EU to invest €500m for African countries to help offset lost food from Ukraine

The EU is considering a proposal to channel about €500m to African countries to help tackle the continent’s food crisis as the Russian invasion of Ukraine cuts off vital supplies, according to people familiar with the matter.
EU leaders meeting in Brussels discussed using untapped reserves from the European Development Fund to boost aid to the continent, said the officials who declined to be named about confidential talks.
The EU has warned that severe food shortages could trigger a major migration wave into Europe from Africa and the Middle East, a risk also highlighted by Ukrainian President Volodymyr Zelensky during his speech to the two-day summit.
Commission President Ursula von der Leyen has accused President Vladimir Putin of using “hunger and grain to wield power”, decrying Russia’s bombing of grain warehouses, blockading Ukrainian grain ships and preventing wheat from leaving ports in the Black Sea.

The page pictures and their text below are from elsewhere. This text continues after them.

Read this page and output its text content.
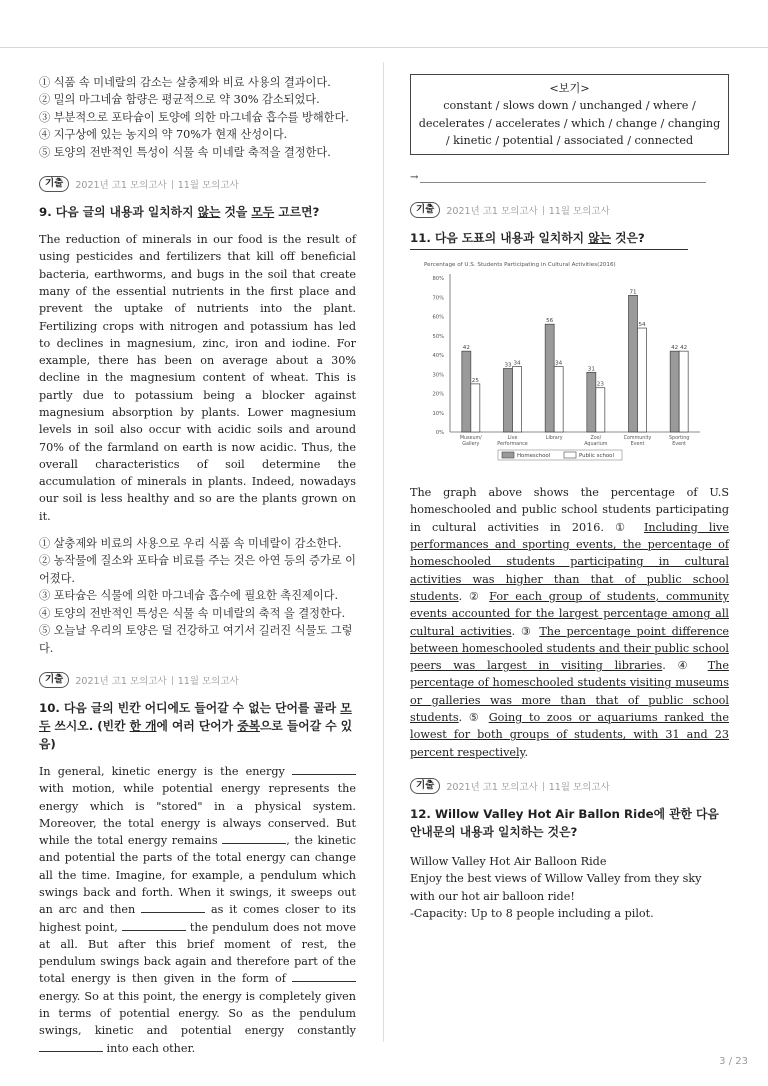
① 식품 속 미네랄의 감소는 살충제와 비료 사용의 결과이다.
② 밀의 마그네슘 함량은 평균적으로 약 30% 감소되었다.
③ 부분적으로 포타슘이 토양에 의한 마그네슘 흡수를 방해한다.
④ 지구상에 있는 농지의 약 70%가 현재 산성이다.
⑤ 토양의 전반적인 특성이 식물 속 미네랄 축적을 결정한다.
기출	2021년 고1 모의고사 11월 모의고사
9. 다음 글의 내용과 일치하지 않는 것을 모두 고르면?
The reduction of minerals in our food is the result of using pesticides and fertilizers that kill off beneficial bacteria, earthworms, and bugs in the soil that create many of the essential nutrients in the first place and prevent the uptake of nutrients into the plant. Fertilizing crops with nitrogen and potassium has led to declines in magnesium, zinc, iron and iodine. For example, there has been on average about a 30% decline in the magnesium content of wheat. This is partly due to potassium being a blocker against magnesium absorption by plants. Lower magnesium levels in soil also occur with acidic soils and around 70% of the farmland on earth is now acidic. Thus, the overall characteristics of soil determine the accumulation of minerals in plants. Indeed, nowadays our soil is less healthy and so are the plants grown on it.
① 살충제와 비료의 사용으로 우리 식품 속 미네랄이 감소한다.
② 농작물에 질소와 포타슘 비료를 주는 것은 아연 등의 증가로 이어졌다.
③ 포타슘은 식물에 의한 마그네슘 흡수에 필요한 촉진제이다.
④ 토양의 전반적인 특성은 식물 속 미네랄의 축적 을 결정한다.
⑤ 오늘날 우리의 토양은 덜 건강하고 여기서 길러진 식물도 그렇다.
기출	2021년 고1 모의고사 11월 모의고사
10. 다음 글의 빈칸 어디에도 들어갈 수 없는 단어를 골라 모두 쓰시오. (빈칸 한 개에 여러 단어가 중복으로 들어갈 수 있음)
In general, kinetic energy is the energy  with motion, while potential energy represents the energy which is "stored" in a physical system. Moreover, the total energy is always conserved. But while the total energy remains	, the kinetic and potential the parts of the total energy can change all the time. Imagine, for example, a pendulum which swings back and forth. When it swings, it sweeps out an arc and then	as it comes closer to its highest point,	the pendulum does not move at all. But after this brief moment of rest, the pendulum swings back again and therefore part of the total energy is then given in the form of  energy. So at this point, the energy is completely given in terms of potential energy. So as the pendulum swings, kinetic and potential energy constantly  into each other.
<보기>
constant / slows down / unchanged / where / decelerates / accelerates / which / change / changing / kinetic / potential / associated / connected
→
기출	2021년 고1 모의고사 11월 모의고사
11. 다음 도표의 내용과 일치하지 않는 것은?
Percentage of U.S. Students Participating in Cultural Activities(2016)
0%
10%
20%
30%
40%
50%
60%
70%
80%
42
25
Museum/
Gallery
33 34
Live
Performance
56
34
Library
31
23
Zoo/
Aquarium
71
54
Community
Event
42 42
Sporting
Event
Homeschool	Public school
The graph above shows the percentage of U.S homeschooled and public school students participating in cultural activities in 2016. ① Including live performances and sporting events, the percentage of homeschooled students participating in cultural activities was higher than that of public school students. ② For each group of students, community events accounted for the largest percentage among all cultural activities. ③ The percentage point difference between homeschooled students and their public school peers was largest in visiting libraries. ④ The percentage of homeschooled students visiting museums or galleries was more than that of public school students. ⑤ Going to zoos or aquariums ranked the lowest for both groups of students, with 31 and 23 percent respectively.
기출	2021년 고1 모의고사 11월 모의고사
12. Willow Valley Hot Air Ballon Ride에 관한 다음 안내문의 내용과 일치하는 것은?
Willow Valley Hot Air Balloon Ride
Enjoy the best views of Willow Valley from they sky with our hot air balloon ride!
-Capacity: Up to 8 people including a pilot.
3 / 23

About three-quarters of Ukrainian harvests are typically sold abroad, and it’s a key exporter to Africa, Asia and the Middle East as well as Europe.
The sum being considered by the EU, which could involve both loans and grants, would be enough to buy about 1.3 million tonnes of wheat, a tiny fraction of the more than 50 million tonnes of the grain Africa imports a year. Egypt is the world’s largest wheat importer, where millions of people depend on subsidized bread, and rising food costs were a key trigger for the Arab Spring about a decade ago.
EU leaders will reiterate their commitment “to keep global trade in food commodities free of unjustified trade barriers, enhance solidarity toward the most vulnerable countries and increase local sustainable food production so as to reduce structural dependencies,” according to a draft statement.